Thursday, August 19, 2010

Lands End Restaurant in Georgetown

Lands End Restaurant on Urbanspoon

Good food starts with fresh ingredients, well prepared and seasoned.  A good restaurant serves what is promised on it's menu.  Unfortunately, Lands End fails on all fronts.  The restaurant has been a Georgetown landmark for 20 plus years.  It closed in November of 2009.  It was reopened in May 2010 with Bobby Lance captaining the kitchen and Steve Howell navigating as general manager.

Georgetown is a seacoast town with a thriving fishing and shrimping industry.  Our area boasts fresh shrimp, oysters, flounder, grouper, spot, crab.  The farm community offers fresh seasonal melons, peaches, blueberries, salad greens.  With all of that to choose from, you would expect Lands End to include fresh seafood, fruits and greens on its menu.  The menus says it does but unfortunately our local bounty is not on the plate.

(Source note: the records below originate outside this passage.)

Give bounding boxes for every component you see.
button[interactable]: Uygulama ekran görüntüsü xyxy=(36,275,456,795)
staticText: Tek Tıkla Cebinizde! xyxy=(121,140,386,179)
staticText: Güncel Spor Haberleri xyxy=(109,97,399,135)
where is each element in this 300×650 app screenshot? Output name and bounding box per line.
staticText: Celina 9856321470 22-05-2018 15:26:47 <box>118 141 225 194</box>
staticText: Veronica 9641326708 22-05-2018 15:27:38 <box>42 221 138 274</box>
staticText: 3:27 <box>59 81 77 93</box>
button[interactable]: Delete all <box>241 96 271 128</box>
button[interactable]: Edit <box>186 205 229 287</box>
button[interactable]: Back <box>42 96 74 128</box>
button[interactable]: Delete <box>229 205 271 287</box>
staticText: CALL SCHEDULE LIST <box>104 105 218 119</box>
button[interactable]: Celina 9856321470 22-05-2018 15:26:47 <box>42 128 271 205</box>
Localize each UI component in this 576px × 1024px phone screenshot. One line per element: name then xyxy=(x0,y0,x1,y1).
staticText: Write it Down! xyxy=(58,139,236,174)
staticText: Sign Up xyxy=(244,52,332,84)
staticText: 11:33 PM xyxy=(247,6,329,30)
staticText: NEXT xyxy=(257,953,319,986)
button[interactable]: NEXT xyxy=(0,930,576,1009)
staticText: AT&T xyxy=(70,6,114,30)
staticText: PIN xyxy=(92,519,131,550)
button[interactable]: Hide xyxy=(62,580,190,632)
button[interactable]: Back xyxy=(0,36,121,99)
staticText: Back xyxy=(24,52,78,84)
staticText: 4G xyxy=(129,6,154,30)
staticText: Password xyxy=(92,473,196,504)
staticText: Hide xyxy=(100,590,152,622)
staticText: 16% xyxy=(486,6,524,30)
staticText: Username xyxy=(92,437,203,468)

Our first post-opening visit was in August 2010.  I ordered the signature dish  "Low County Shrimp Salad" which promised creamy shrimp salad on a bed of mixed greens with seasonal fruit.  The shrimp I had in my salad was unmistakably frozen and definitely not local.  The tell-tale off-flavor of "Clorox" was not masked by the mayonnaise on the overdressed, unseasoned rubbery shrimp.  The greens consisted on one limp leaf of yesterday's lettuce.  The fruit: canned pineapple, unripe melon, including the rind, fridge dried strawberries and grapes, were neither fresh nor seasonal.  Oh, and a stale mini croissant completed the offering.  Wow, what a disappointment.

My dining partner ordered the jambalaya, one of the specials of the day.  For what should have been a spicy dish it was amazingly under-seasoned and was made with the same rubbery shrimp.  It was accompanied by a bland cole slaw and garlic toast.

A chef and staff may have an off-day warranting a further review.  This, however, was not a off-day but a business plan.  Cheap industrial products, long shelf-live  through chemistry, and a serve-it-regardless policy is designed to maximize profits at the expense of quality.  This is not a plan I wish to encounter again.  So, sail on past Lands End.